Breve storia della Cooperativa Pescatori
La Società Anonima Mutua Cooperativa Pescatori del Lago di Varese nasce nel febbraio del 1922, quando viene perfezionato l’atto di acquisto del diritto esclusivo di pesca dal conte Ettore Ponti. Un primo tentativo di gestire la pesca sul lago in realtà c’era già stato nel 1908 con la costituzione di una prima Cooperativa, cui aderirono ben 34 soci. Tentativo che non ebbe buon fine a causa delle difficoltà di gestione e dei costi di attrezzature, delle barche e di affitto del diritto di pesca.
Nel 1922 la nuova Cooperativa prese le sembianze di una vera e propria impresa grazia anche all’Avv.
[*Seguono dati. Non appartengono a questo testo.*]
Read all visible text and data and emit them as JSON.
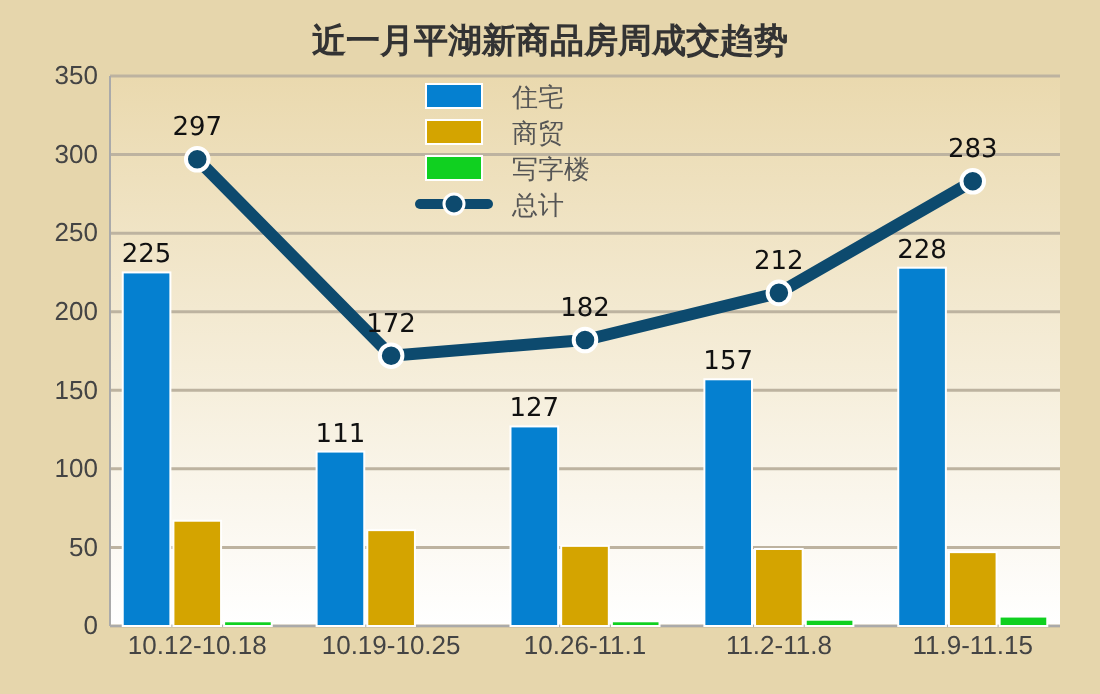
{
  "chart_data": {
    "type": "bar",
    "title": "近一月平湖新商品房周成交趋势",
    "categories": [
      "10.12-10.18",
      "10.19-10.25",
      "10.26-11.1",
      "11.2-11.8",
      "11.9-11.15"
    ],
    "series": [
      {
        "name": "住宅",
        "color": "#0580d0",
        "values": [
          225,
          111,
          127,
          157,
          228
        ],
        "value_labels": [
          "225",
          "111",
          "127",
          "157",
          "228"
        ]
      },
      {
        "name": "商贸",
        "color": "#d4a400",
        "values": [
          67,
          61,
          51,
          49,
          47
        ]
      },
      {
        "name": "写字楼",
        "color": "#10d020",
        "values": [
          3,
          0,
          3,
          4,
          6
        ]
      },
      {
        "name": "总计",
        "type": "line",
        "color": "#0d4a6e",
        "values": [
          297,
          172,
          182,
          212,
          283
        ],
        "value_labels": [
          "297",
          "172",
          "182",
          "212",
          "283"
        ]
      }
    ],
    "ylim": [
      0,
      350
    ],
    "yticks": [
      0,
      50,
      100,
      150,
      200,
      250,
      300,
      350
    ],
    "grid": "y",
    "legend": "top",
    "marker": "circle"
  }
}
Giulio Tirotti “una figura vagamente antropomorfa, totalmente sgangherata sulla spina dorsale, con i piedi che divaricavano mentre laboriosamente deambulava”. A lui va il merito di aver creato il primo statuto. In esso si stabiliva che la cifra d’acquisto dei diritti doveva essere suddivisa in non più di venti quote da 10 azioni l’uno e che ogni socio che volesse aderire dovesse impegnarsi per una cifra di 25mila lire, allora una vera e propria fortuna, e prevedeva inoltre che un padre pescatore potesse passare al primogenito metà di quella stessa quota in moda da abilitarlo alla pesca professionale. Nacque così per la prima volta la figura dell’allievo, che dai 14 anni iniziava il suo percorso di formazione per diventare poi socio effettivo a 17.
Tre erano i gruppi di pescatori che formavano questa nascente Società: quello di Calcinate, quello di di Bodio e quello di Cazzago Brabbia. La sede fu però fissata a Calcinate dove si trovava una costruzione dei Ponti, abbastanza grande da permettere le riunioni dei soci e la compravendita del pescato. A Cazzago rimasero le ghiacciaie, che vennero però lentamente abbandonate per un più moderno impianto di produzione del ghiaccio, e la casetta al lago (attuale sede) dove si procedeva alla tintura delle reti.
Ma la Cooperativa non era solo quote da versare e diritti da acquisire, sullo sfondo vi erano le vite dei pescatori, le tecniche e le conoscenze tramandate e migliorate durante anni di duro lavoro, i successi e i fallimenti. La pesca infatti si svolgeva in parte singolarmente, e in questo ogni pescatore era ben attento a custodire i propri segreti (un buon posto, una pescata inaspettata, un movimento di pesci osservato e una tecnica acquisita dopo innumerevoli tentativi, come ad esempio la remata con i piedi per aver libere le mani di gestire le delicate retine dei persici), ma anche di gruppo con la pesca con il realone: una tecnica di pesca di gruppo con grandi reti trascinate da due barconi, che coinvolgeva circa una ventina di pescatori.
Fondamentale conoscenza che ogni pescatore doveva imparare con estrema precisione, pena l’insuccesso di una giornata di fatiche, era la linea del fondo buono, come veniva chiamata, ossia la linea di stratificazione delle acque del lago. Una linea che a seconda del periodo, e anche della pressione atmosferica, cambiava la sua altezza all’interno del lago e che segnava la divisione tra la parte ossigenata e quella senza ossigeno, sbagliarla anche di poco avrebbe significato una giornata sprecata.
La cooperativa ed i pescatori vissero così, imparando dai propri errori e imparando a gestire la produzione del pescato per quasi un cinquantennio.
Un lungo periodo in cui si instaurò un equilibrio fra i pesci, l’ambiente e i pescatori che essi stessi ritenevano immutabile, come le leggi della natura e di Dio.
Come è andata poi lo sappiamo tutti. Dapprincipio furono le fioriture algali che ricoprivano la superficie del lago di una coltre maleodorante, poi le morie.
“Cosa stava succedendo al lago? Si era così deteriorata l’acqua che dava il senso della pulizia, che a volte si beveva? Ah già, le fognature appena costruite nei paesini rivieraschi e potenziate quelle dei centri più grandi come Varese, dovevano essere la causa. Ci dissero che il fosforo, riversato a fiumi con il resto dei liquami, era il diretto responsabile.”
Ne seguì anche una causa, una lunga causa (il realtà la prima causa di natura ambientale in Italia) che portò la Cooperativa a scontrarsi con uno stile di vita che stava inesorabilmente mutando. E arrivò la condanna, per gli amministratori di allora e per le aziende che avevano riversato nel lago anni di scarichi, e un risarcimento che di certo non poteva ripagare i trent’anni di fatiche – così tanto durò il procedimento – ne le vite spese a tutela del lago e dell’ambiente.